During Tech Field Day Extra in Berlin last week (at Cisco Live Europe) we had a fantastic and unique opportunity to meet with delegates who are working in various fields. We all know of some general concepts but well, we’re all so much into our specialization area that we do not foresee the fact that other individuals (which are also highly technical) may not fully understand what we talk about.
Since I’ve spent most of my time lately working with hyper-converged solutions, I thought I would make a post out of it.

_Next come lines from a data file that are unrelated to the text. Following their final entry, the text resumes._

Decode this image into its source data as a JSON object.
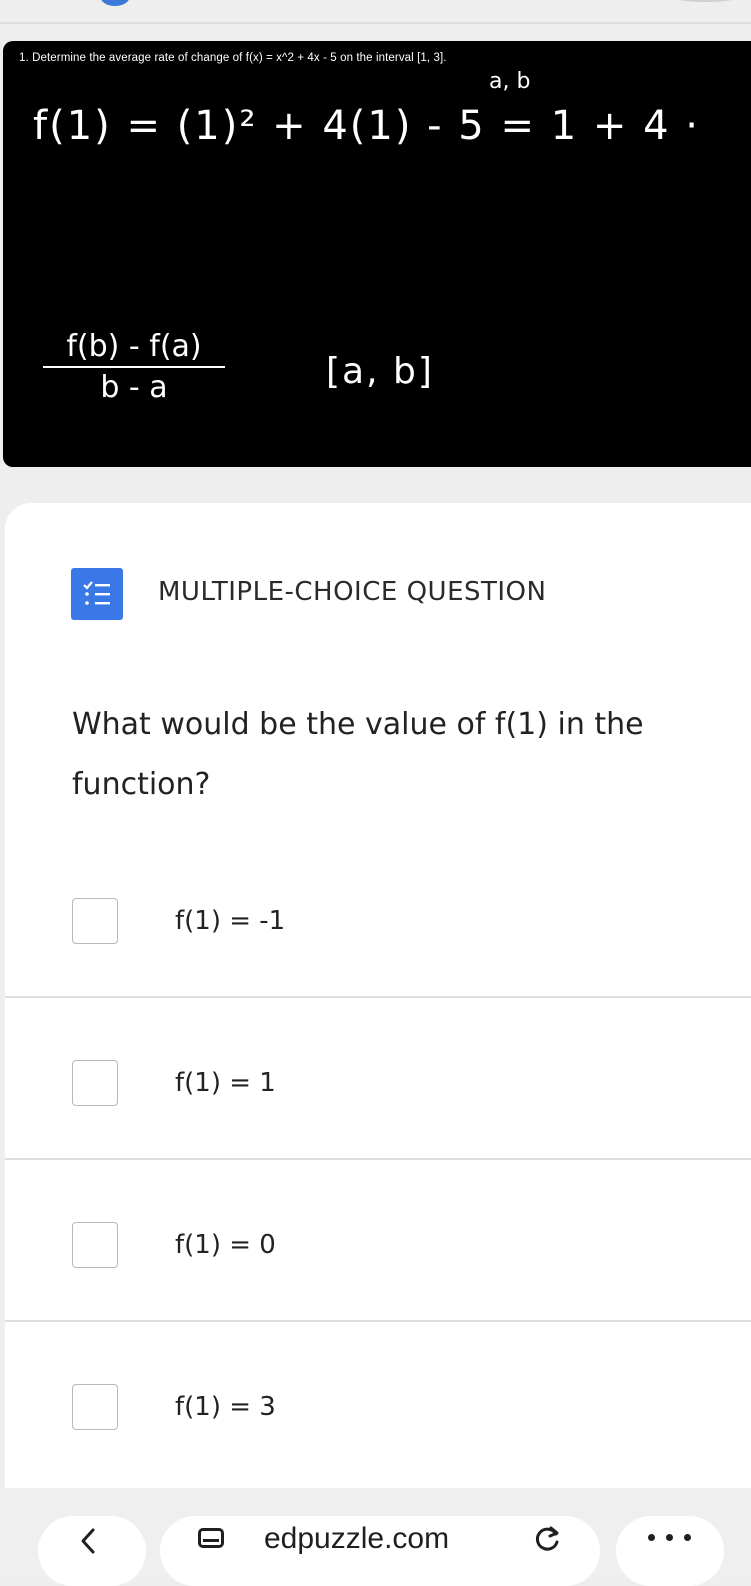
{
  "video": {
    "problem_text": "1. Determine the average rate of change of f(x) = x^2 + 4x - 5 on the interval [1, 3].",
    "annotation_ab": "a, b",
    "work_line_1": "f(1) = (1)² + 4(1) - 5 = 1 + 4 ·",
    "formula_numerator": "f(b) - f(a)",
    "formula_denominator": "b - a",
    "interval_note": "[a, b]"
  },
  "question": {
    "type_label": "MULTIPLE-CHOICE QUESTION",
    "type_icon": "checklist-icon",
    "accent_color": "#3b78e7",
    "prompt": "What would be the value of f(1) in the function?",
    "choices": [
      {
        "label": "f(1) = -1",
        "checked": false
      },
      {
        "label": "f(1) = 1",
        "checked": false
      },
      {
        "label": "f(1) = 0",
        "checked": false
      },
      {
        "label": "f(1) = 3",
        "checked": false
      }
    ]
  },
  "browser": {
    "url": "edpuzzle.com",
    "back_icon": "chevron-left-icon",
    "tabs_icon": "tab-switcher-icon",
    "reload_icon": "reload-icon",
    "more_icon": "more-options-icon"
  }
}
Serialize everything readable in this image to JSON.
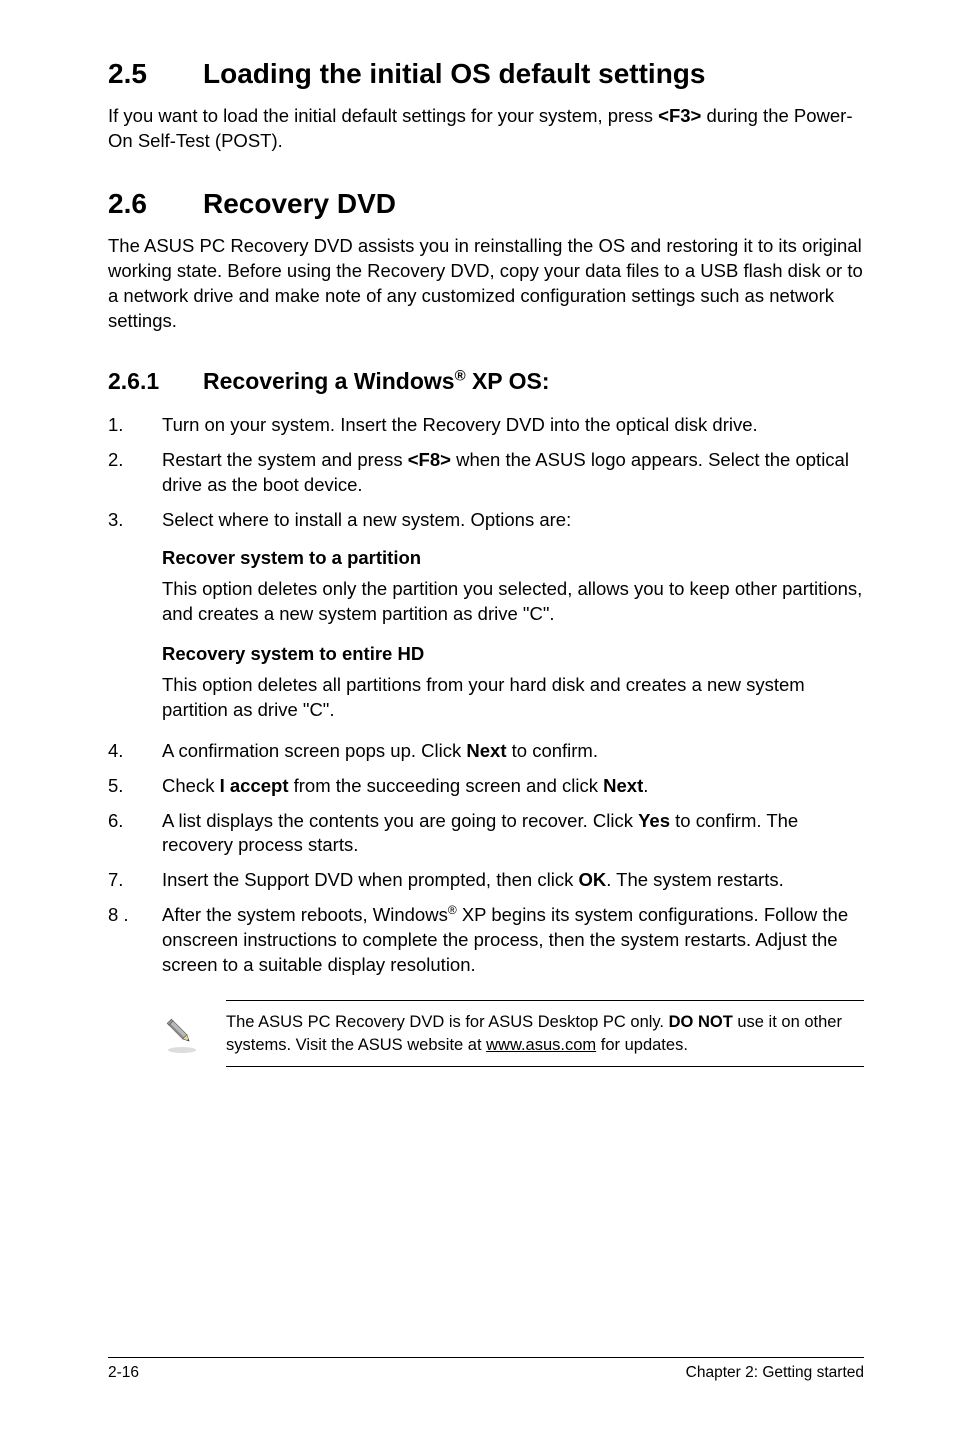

It all begins with convergence
Hyper-convergence derives from convergence. The initial idea was to converge various technologies and integrate them into a single solution. Before converged solutions, customers would generally buy off-the-shelf, « best of breed » dedicated solutions such as compute (read x86 servers) from one vendor, storage from another vendor, network switches from yet another vendor, and whatever else (backup solution, fibre channel switches, etc…) from the vendor that would fit them best. Usually a more or less long amount of time and research would be necessary to verify interoperability between these components, configure them, make them work together etc. Some vendors came thus with the idea of converging these items into a single stack that would integrate various parts of a solution into a form factor where integration and testing between the components has been thoroughly performed in order to maximize performance and eliminate potential compatibility issues. The emergence of so-called converged switches also played an eminent role into this. Converged switches allow to leverage ports that can be configured either 10 Gbps Ethernet, 8 Gbps Fibre Channel or 10 Gbps Fibre Channel over Ethernet. This convergence at the connectivity & networking levels allowed for an easier integration of the components into a single solution and thus were born integrated solutions such as vBlock, FlexPod, VSPEX and the likes. In addition to this, efforts were made to reduce the network devices footprint by virtualizing network switches (as virtual appliances).
Real integration?
When we speak about integrated solutions, we have to take this with a grain of salt. First of all, the convergence that we see is mainly in the fact that Fibre Channel connectivity and network connectivity are possible using a ‘single’ hardware fabric instead of having separate network and FC switches but we still have to deal with separate physical components for compute power (x86 servers equipped with CPU and RAM), network switches (for management purposes), converged switches (for interconnecting storage and compute) and finally storage arrays. Indeed we could extend the list also to specific backup appliances. The integration therefore isn’t as much physical as it is logical. And when we say logical, we don’t mean here as a single unit or logical entity, but rather as a predetermined configuration (or bill of materials) that has been previously thoroughly tested and approved. Indeed any untested/unapproved deviation to the predetermined configuration might work or might cause incompatibilities.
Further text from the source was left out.